What crazy times we are living through. If the Trump years were a novel written by some highly imaginative author, it would have been a best seller. The framework of American democracy is progressively being dismantled, isolation and masks have become the norm, and we’re now living within world encompassing climate disruptions. A gnawing, crushing whirlpool of despair swirls, ready to pull me under. How do I navigate around that whirlpool and not be sucked in?

Kathleen Dean Moore in her book, Great Tide Rising, points out three practices that resonate strongly with me. I think them worth sharing.

Her first practice seems counterintuitive. Allow yourself to grieve, don’t snuff it out. Feel the fear and anger that are often imbedded within grief. Sense all of it, let it into awareness, let the tears flow if they come; and quite paradoxically, when grief has fully run its course, despair can soften down like a fog being melted away by the morning sun. Words can’t fully explain it, but it works.

Then, Moore says, take action—get involved in something you can do that will make a difference. Call a friend, write your Congressional Representatives, donate to a worthy cause, get involved in Vote Forward or a similar project. At its core, I think it’s a way of putting into action that oft-quoted line about ‘being the change you want to see in the world.’ Any and all acts of speaking out, standing up for our truths, or acts of kindness and compassion, fill the bill here.
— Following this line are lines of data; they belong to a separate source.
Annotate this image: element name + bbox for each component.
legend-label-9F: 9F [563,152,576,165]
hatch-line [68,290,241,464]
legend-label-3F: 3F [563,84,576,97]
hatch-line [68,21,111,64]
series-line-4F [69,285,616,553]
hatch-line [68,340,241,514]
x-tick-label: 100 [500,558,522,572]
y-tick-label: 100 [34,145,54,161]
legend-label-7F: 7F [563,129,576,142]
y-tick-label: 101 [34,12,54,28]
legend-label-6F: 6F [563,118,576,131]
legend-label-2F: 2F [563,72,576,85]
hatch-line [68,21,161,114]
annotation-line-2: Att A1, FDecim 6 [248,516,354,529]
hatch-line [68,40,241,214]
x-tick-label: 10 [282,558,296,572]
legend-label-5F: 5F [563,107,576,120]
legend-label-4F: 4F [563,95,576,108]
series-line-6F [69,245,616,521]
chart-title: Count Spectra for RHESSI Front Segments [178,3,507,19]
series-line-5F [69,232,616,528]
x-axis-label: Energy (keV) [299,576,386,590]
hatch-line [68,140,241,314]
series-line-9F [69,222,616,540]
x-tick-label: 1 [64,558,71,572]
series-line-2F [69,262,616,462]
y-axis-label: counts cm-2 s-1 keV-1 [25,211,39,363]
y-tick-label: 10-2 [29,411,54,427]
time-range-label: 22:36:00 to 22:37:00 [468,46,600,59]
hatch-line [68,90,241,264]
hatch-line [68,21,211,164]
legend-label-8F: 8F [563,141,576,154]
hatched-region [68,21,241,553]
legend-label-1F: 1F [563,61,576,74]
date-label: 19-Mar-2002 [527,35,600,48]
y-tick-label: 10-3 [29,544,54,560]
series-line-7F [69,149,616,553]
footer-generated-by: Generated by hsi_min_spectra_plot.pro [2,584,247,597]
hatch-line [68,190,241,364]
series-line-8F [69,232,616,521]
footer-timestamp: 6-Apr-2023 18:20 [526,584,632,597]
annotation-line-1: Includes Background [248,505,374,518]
And lastly, Moore says, get out into the natural world. Walks in the woods, listening to the music of a rushing and bubbling river, the smells and sounds of the ocean, watching the joyous flitting of birds at a backyard feeder, or anything else that puts you into an unspoiled piece of the natural world has an enormous healing impact on our psyches. Mother nature is the world’s best healer.

I found these three practices really help. Try them out!

And just as I finish writing this, I hear the news of the death of RBG. It feels like another gut punch. Despair snarls at me. Better practice what I’ve just written, starting with feeling the grief at the loss of this remarkable woman, the Notorious RBG.